( 4UMF NEWS ) Missing U.S. Climbers Found Dead:
Searchers on Saturday found the bodies of two U.S. mountaineers who apparently plunged to their deaths off a ridge after ascending a glacier-capped 20,000-foot (6,100-meter) Peruvian peak, the rescue coordinator said.
“They did summit and they got into trouble on the way down,” said coordinator Ted Alexander. “What led to the fall, I cannot tell you now.”
Gil Weiss, 29, and Ben Horne, 32, fell an estimated 300 meters (nearly 1,000 feet) off a ridge after reaching the west summit of Palcaraju in the Cordillera Blanca range in mid-July, he said.
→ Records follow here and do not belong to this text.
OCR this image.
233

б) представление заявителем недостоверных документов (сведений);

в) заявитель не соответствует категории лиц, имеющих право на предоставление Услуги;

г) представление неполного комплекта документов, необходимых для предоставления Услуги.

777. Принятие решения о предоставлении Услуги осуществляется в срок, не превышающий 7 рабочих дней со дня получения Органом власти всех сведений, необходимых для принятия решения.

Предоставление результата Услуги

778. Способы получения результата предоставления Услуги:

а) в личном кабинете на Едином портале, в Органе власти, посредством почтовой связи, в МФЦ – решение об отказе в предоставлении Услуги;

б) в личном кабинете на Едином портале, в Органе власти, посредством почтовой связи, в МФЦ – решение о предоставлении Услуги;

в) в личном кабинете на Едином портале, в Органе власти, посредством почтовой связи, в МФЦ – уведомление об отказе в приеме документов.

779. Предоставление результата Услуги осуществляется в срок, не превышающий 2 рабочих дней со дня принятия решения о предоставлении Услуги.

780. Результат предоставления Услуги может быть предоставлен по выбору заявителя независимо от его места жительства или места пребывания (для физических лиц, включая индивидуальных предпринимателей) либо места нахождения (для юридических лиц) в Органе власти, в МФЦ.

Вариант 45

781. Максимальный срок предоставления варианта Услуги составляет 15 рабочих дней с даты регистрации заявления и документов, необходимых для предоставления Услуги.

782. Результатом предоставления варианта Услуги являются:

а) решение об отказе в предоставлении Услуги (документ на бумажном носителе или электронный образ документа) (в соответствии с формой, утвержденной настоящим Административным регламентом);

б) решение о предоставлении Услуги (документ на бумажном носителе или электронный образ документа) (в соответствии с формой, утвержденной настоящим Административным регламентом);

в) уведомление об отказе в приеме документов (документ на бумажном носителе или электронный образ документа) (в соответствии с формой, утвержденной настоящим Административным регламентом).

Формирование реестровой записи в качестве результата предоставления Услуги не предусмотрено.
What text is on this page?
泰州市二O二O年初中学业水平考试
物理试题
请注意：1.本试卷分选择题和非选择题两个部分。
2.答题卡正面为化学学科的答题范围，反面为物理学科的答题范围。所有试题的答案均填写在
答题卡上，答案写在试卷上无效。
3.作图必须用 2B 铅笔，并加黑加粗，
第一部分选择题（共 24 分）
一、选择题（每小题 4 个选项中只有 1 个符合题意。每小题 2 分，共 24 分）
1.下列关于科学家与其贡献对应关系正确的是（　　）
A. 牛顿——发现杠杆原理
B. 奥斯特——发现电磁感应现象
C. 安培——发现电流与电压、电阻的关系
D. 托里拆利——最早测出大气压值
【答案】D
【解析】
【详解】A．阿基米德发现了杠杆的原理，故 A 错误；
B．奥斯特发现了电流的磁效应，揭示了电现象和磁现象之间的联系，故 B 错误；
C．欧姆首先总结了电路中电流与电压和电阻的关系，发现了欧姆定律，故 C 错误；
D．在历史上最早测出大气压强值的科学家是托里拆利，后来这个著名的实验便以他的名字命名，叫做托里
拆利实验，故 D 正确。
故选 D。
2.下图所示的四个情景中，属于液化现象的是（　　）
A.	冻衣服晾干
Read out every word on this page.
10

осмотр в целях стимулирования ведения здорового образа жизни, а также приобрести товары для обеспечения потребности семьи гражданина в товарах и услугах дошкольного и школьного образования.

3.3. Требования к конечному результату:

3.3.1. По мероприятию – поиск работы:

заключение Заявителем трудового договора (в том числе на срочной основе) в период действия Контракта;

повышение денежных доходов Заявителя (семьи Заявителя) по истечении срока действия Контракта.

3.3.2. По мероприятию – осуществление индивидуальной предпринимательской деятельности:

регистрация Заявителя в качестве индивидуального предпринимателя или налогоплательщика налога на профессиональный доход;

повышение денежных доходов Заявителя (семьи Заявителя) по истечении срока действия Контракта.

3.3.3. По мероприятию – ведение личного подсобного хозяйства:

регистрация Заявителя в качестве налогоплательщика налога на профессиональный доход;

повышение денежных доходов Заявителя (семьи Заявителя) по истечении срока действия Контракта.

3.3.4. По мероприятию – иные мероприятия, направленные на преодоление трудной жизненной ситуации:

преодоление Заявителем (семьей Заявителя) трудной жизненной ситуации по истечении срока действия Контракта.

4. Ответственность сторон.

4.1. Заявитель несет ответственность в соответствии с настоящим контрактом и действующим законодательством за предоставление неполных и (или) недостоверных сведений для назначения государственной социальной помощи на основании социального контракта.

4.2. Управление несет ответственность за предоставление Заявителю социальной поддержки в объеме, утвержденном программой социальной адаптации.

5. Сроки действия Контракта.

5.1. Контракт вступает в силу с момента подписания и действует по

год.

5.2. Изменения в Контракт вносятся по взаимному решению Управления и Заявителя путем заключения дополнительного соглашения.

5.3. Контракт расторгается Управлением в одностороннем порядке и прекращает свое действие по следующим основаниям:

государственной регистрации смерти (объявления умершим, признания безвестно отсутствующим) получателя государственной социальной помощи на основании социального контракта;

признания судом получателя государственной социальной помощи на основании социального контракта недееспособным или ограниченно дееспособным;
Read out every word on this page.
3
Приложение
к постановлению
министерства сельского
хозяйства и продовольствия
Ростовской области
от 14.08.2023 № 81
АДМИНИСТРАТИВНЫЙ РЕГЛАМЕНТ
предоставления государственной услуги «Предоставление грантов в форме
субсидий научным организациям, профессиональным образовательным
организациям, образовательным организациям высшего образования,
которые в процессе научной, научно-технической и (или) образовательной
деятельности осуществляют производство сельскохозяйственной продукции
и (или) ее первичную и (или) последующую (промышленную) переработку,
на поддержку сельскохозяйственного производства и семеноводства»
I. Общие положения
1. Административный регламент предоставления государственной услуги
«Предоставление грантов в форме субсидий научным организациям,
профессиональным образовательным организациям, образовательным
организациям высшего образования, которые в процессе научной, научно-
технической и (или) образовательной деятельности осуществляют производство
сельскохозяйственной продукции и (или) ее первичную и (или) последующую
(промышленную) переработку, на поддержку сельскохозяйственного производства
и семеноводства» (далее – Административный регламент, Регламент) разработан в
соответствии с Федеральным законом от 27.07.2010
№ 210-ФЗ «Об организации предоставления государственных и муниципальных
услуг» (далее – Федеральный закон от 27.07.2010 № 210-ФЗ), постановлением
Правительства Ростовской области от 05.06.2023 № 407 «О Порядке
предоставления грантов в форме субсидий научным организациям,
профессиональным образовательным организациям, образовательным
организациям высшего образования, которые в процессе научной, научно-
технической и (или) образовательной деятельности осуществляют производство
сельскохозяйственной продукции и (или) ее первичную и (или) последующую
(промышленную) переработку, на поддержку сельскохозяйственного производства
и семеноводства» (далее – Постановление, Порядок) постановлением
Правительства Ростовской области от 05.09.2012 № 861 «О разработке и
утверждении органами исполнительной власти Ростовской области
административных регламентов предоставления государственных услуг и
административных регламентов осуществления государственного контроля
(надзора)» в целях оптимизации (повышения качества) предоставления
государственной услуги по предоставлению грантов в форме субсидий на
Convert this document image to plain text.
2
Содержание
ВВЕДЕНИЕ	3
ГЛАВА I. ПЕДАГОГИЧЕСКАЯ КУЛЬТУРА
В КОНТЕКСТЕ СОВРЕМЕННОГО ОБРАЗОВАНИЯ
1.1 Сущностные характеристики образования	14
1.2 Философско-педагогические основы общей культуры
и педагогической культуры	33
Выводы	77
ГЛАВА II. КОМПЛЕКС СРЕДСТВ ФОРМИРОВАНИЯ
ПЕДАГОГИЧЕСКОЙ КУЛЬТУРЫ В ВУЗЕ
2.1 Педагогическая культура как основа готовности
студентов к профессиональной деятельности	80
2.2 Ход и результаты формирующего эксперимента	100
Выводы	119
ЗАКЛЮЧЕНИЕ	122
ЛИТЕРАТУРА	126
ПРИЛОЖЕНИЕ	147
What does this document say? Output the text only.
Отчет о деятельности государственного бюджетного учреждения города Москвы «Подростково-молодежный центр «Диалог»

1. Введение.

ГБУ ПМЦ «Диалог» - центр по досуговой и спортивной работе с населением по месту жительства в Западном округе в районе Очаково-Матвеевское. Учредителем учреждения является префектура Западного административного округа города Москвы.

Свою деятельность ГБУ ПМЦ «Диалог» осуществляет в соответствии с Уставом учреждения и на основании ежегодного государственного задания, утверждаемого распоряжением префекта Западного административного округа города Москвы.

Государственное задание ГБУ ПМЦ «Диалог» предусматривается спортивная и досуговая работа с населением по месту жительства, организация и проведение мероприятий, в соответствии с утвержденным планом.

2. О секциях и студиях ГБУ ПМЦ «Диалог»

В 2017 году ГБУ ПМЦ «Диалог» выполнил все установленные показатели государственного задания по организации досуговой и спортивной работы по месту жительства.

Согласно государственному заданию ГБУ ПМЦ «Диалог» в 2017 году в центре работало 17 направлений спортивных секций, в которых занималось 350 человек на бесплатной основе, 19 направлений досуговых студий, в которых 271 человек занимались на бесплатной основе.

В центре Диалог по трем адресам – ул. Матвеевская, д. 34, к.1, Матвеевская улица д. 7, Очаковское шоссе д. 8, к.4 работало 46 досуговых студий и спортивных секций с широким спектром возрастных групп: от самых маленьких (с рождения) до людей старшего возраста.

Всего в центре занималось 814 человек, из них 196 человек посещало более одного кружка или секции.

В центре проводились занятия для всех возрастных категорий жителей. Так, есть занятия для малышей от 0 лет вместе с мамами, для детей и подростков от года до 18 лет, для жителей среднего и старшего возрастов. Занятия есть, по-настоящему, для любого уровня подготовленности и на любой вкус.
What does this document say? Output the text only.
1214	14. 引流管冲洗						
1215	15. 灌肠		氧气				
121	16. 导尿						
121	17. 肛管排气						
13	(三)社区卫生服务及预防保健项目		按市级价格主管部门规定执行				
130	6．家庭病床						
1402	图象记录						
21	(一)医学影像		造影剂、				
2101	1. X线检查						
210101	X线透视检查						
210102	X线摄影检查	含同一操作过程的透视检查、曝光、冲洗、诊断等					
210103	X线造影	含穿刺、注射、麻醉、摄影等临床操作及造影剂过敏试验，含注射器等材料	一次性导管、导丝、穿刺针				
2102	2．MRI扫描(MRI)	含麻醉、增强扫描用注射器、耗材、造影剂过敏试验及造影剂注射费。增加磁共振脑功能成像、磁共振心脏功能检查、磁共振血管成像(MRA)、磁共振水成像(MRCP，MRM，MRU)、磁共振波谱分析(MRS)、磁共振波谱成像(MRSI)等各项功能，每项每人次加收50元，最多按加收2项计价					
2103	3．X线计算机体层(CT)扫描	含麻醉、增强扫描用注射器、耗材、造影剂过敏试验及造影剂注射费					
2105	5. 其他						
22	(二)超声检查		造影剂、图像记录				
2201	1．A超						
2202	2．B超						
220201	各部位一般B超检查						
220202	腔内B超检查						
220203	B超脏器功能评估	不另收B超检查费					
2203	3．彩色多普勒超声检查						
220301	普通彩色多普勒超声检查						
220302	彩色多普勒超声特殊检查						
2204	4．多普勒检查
“Unfortunately, they died whenever they fell because they had been there long in the snow,” he said from the nearby town of Huaraz, where he runs a guide business.
He said a private plane had helped the three-person search team piece together what might have happened. He said he would have a better idea of how the climbers died after examining photos taken by rescuers on-site.
Both Weiss, of Queens, N.Y., and Horne, of Annandale, Virginia, were experienced climbers. Weiss was a repeat visitor to the Cordillera Blanca while this trip was Horne’s first.
Both belong to the pullharder.org climbers’ collective and Horne wrote about the first, six-day leg of their trip on its blog, saying they had been buffeted by hurricane-force winds when the two reached the top of the 20,216-foot (6,162-meter) Ranrapalca.
After a rest in Huaraz, the two set out again on July 11 for an excursion of seven to 10 days. Their families contacted Alexander after 13 days passed with no word from them.
Weiss’s sister, Galit, said the two were not carrying a satellite phone.
Alexander said it should not be too difficult to remove the bodies and hoped they could be out on Sunday.
“We’ll use manpower to get them down and try to put them on a horse as soon as possible,” he said.